Bij besluit van 28 augustus 2019 (het bestreden besluit) heeft verweerder het bezwaar van eiseres tegen het primaire besluit gegrond verklaard en het primaire besluit herroepen in de zin dat uitsluitend één boete van € 2.500,- vanwege één overtreding aan eiseres wordt opgelegd. Daarnaast heeft verweerder aan eiseres een dwangsom van € 1.442,- toegekend vanwege het niet tijdig beslissen op bezwaar en heeft verweerder bepaald dat de proceskosten in bezwaar aan eiseres worden vergoed.
Eiseres heeft tegen het bestreden besluit beroep ingesteld.
Verweerder heeft een verweerschrift ingediend.
Eiseres heeft aanvullende gronden ingediend. Verweerder heeft hierop gereageerd.
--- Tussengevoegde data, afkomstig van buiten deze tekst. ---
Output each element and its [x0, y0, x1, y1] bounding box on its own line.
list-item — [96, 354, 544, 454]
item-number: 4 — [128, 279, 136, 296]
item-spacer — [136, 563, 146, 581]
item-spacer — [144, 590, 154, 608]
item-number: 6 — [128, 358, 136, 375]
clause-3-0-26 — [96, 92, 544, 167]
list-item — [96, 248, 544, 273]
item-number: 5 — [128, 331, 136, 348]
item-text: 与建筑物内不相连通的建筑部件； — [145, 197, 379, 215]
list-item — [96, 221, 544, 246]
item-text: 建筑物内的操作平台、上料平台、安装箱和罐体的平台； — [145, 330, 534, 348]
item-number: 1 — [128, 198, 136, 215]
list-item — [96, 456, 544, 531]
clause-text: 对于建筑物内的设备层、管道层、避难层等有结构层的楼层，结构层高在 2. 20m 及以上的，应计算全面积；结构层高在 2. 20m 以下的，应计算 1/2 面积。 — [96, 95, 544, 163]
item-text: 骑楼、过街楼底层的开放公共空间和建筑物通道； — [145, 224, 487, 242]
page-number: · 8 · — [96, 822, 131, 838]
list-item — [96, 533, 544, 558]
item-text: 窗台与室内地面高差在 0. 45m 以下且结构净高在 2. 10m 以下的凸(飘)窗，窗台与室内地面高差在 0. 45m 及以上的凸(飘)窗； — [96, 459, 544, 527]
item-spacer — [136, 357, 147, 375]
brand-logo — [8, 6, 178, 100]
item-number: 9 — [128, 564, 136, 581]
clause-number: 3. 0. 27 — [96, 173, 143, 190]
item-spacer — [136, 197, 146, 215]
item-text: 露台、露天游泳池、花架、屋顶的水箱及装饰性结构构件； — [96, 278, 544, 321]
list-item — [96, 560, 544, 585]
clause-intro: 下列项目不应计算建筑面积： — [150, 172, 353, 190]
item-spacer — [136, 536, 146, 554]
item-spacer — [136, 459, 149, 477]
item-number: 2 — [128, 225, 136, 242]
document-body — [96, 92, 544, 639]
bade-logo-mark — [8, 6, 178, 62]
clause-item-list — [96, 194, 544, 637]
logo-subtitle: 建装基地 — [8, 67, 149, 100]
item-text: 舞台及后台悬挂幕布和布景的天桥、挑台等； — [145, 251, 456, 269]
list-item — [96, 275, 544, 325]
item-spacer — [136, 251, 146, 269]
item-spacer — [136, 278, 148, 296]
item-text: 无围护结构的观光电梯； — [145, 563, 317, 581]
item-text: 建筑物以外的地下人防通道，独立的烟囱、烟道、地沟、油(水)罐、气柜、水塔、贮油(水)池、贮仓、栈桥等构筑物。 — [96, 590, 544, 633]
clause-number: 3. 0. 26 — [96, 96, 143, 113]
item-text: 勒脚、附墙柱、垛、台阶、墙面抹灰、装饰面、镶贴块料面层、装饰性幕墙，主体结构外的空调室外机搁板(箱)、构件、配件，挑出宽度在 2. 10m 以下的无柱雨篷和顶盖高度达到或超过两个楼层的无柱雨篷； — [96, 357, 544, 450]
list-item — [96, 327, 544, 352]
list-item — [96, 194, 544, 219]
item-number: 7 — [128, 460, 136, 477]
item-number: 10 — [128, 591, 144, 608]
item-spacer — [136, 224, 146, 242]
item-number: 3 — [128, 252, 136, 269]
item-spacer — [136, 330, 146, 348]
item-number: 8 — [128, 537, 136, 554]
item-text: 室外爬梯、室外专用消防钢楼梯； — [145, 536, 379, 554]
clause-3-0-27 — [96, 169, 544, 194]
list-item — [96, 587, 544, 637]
Het onderzoek ter zitting heeft plaatsgevonden op 31 maart 2021. Eiseres heeft zich laten vertegenwoordigen door haar gemachtigde, bijgestaan door [naam 1]. Verweerder heeft laten vertegenwoordigen door zijn gemachtigde, bijgestaan door [naam 2] en [naam 3], toezichthouders bij de Nederlandse Voedsel- en Warenautoriteit (NVWA).

Overwegingen

1.1.
Verweerder heeft in het primaire besluit aan eiseres een boete van € 2.500,-
opgelegd omdat eiseres het volgende beboetbare feit zou hebben begaan:
“Dieren werden niet uitsluitend gedood nadat zij zijn bedwelmd volgens de methoden en de desbetreffende specifieke toepassingsvoorschriften zoals beschreven in bijdrage I, want meerdere dieren kregen elektrische schokken voorafgaand aan de bedwelming.”
(het beboetbare feit 1).
Volgens verweerder heeft eiseres daarmee een overtreding begaan van artikel 6.2, eerste lid, van de Wet dieren, in samenhang gelezen met artikel 5.8 van de Regeling houders van dieren, en met artikel 3, eerste lid, en artikel 4, eerste lid, en Bijlage 1, hoofdstuk 1, tabel 2, onder 3, van Verordening (EG) nr. 1099/2009 van de Raad van 24 september 2009 inzake de bescherming van dieren bij het doden (Verordening 1099/2009).
1.2.
Verweerder heeft bij het primaire besluit aan eiseres een boete van € 2.500,-
opgelegd omdat eiseres het volgende beboetbare feit zou hebben begaan:
“Bij het doden van dieren en daarmee verband houdende activiteiten werd er niet voor gezorgd dat de dieren elke vermijdbare vorm van pijn, spanning of lijden werd bespaard. De bedrijfsexploitant heeft niet de noodzakelijke maatregelen genomen om te waarborgen dat dieren geen tekenen van vermijdbare pijn, angst of abnormaal gedrag vertonen”
(het beboetbare feit 2)
Volgens verweerder heeft eiseres daarmee een overtreding begaan van artikel 6.2, eerste lid, van de Wet dieren, in samenhang gelezen met artikel 5.8 van de Regeling houders van dieren en met artikel 3, eerste en tweede lid, onder d, van de Verordening 1099/2009.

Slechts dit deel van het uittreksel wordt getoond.